Organophosphate exposure during a critical developmental stage reprograms adenylyl cyclase signaling in PC12 cells
- PMID: 20298678
- PMCID: PMC2857560
- DOI: 10.1016/j.brainres.2010.03.025
Organophosphate exposure during a critical developmental stage reprograms adenylyl cyclase signaling in PC12 cells
Abstract
Early-life organophosphate (OP) exposures elicit neurobehavioral deficits through mechanisms other than inhibiting cholinesterase. Cell signaling cascades are postulated as critical noncholinesterase targets that mediate both the initial alterations in neurodevelopment as well as subsequent abnormalities of synaptic function. We exposed PC12 cells to chlorpyrifos, diazinon or parathion in the undifferentiated state and during neurodifferentiation; we then assessed the function of the adenylyl cyclase (AC) signaling cascade, measuring basal AC activity as well as responses to stimulants acting at G-proteins or on the AC molecule itself. In undifferentiated cells, a 2day exposure to the OPs had no significant effect on AC signaling but the same treatment in differentiating cells produced deficits in all AC measures when exposure commenced at the initiation of differentiation.
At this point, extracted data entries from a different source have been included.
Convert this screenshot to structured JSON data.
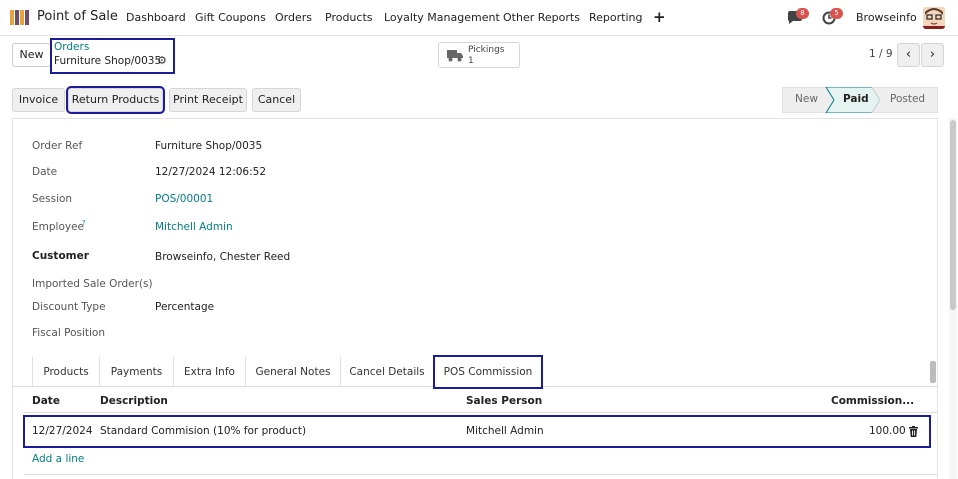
{
  "topnav": {
    "app_name": "Point of Sale",
    "items": [
      "Dashboard",
      "Gift Coupons",
      "Orders",
      "Products",
      "Loyalty Management",
      "Other Reports",
      "Reporting"
    ],
    "messages_count": "8",
    "activities_count": "5",
    "company": "Browseinfo"
  },
  "control": {
    "new_label": "New",
    "breadcrumb_parent": "Orders",
    "breadcrumb_current": "Furniture Shop/0035",
    "pickings_label": "Pickings",
    "pickings_count": "1",
    "pager": "1 / 9"
  },
  "actions": {
    "invoice": "Invoice",
    "return_products": "Return Products",
    "print_receipt": "Print Receipt",
    "cancel": "Cancel"
  },
  "statusbar": {
    "stages": [
      "New",
      "Paid",
      "Posted"
    ],
    "active": "Paid"
  },
  "form": {
    "order_ref_label": "Order Ref",
    "order_ref": "Furniture Shop/0035",
    "date_label": "Date",
    "date": "12/27/2024 12:06:52",
    "session_label": "Session",
    "session": "POS/00001",
    "employee_label": "Employee",
    "employee_help": "?",
    "employee": "Mitchell Admin",
    "customer_label": "Customer",
    "customer": "Browseinfo, Chester Reed",
    "imported_label": "Imported Sale Order(s)",
    "discount_type_label": "Discount Type",
    "discount_type": "Percentage",
    "fiscal_position_label": "Fiscal Position"
  },
  "tabs": [
    "Products",
    "Payments",
    "Extra Info",
    "General Notes",
    "Cancel Details",
    "POS Commission"
  ],
  "active_tab": "POS Commission",
  "table": {
    "headers": [
      "Date",
      "Description",
      "Sales Person",
      "Commission..."
    ],
    "rows": [
      {
        "date": "12/27/2024",
        "description": "Standard Commision (10% for product)",
        "sales_person": "Mitchell Admin",
        "commission": "100.00"
      }
    ],
    "add_line": "Add a line"
  },
  "colors": {
    "accent": "#017e84",
    "highlight": "#1b1b9e",
    "active_stage": "#e6f4f1",
    "brand_purple": "#714b67"
  }
}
However, when exposure of the differentiating cells was continued for 6days, AC activities then became supranormal. The same increase was obtained if cells were exposed only for the first two days of differentiation, followed by four subsequent days without the OPs. Furthermore, the OP effects on cell signaling were entirely distinct from those on indices of cell number and neurite outgrowth. These results indicate that OP exposure reprograms the AC pathway during a discrete developmental stage at the commencement of neurodifferentiation, with effects that continue to emerge after OP exposure is discontinued. Importantly, the same sequence is seen with OP exposures in neonatal rats, indicating that direct effects of these agents to reprogram cell signaling provide a major mechanism for functional effects unrelated to cholinesterase inhibition.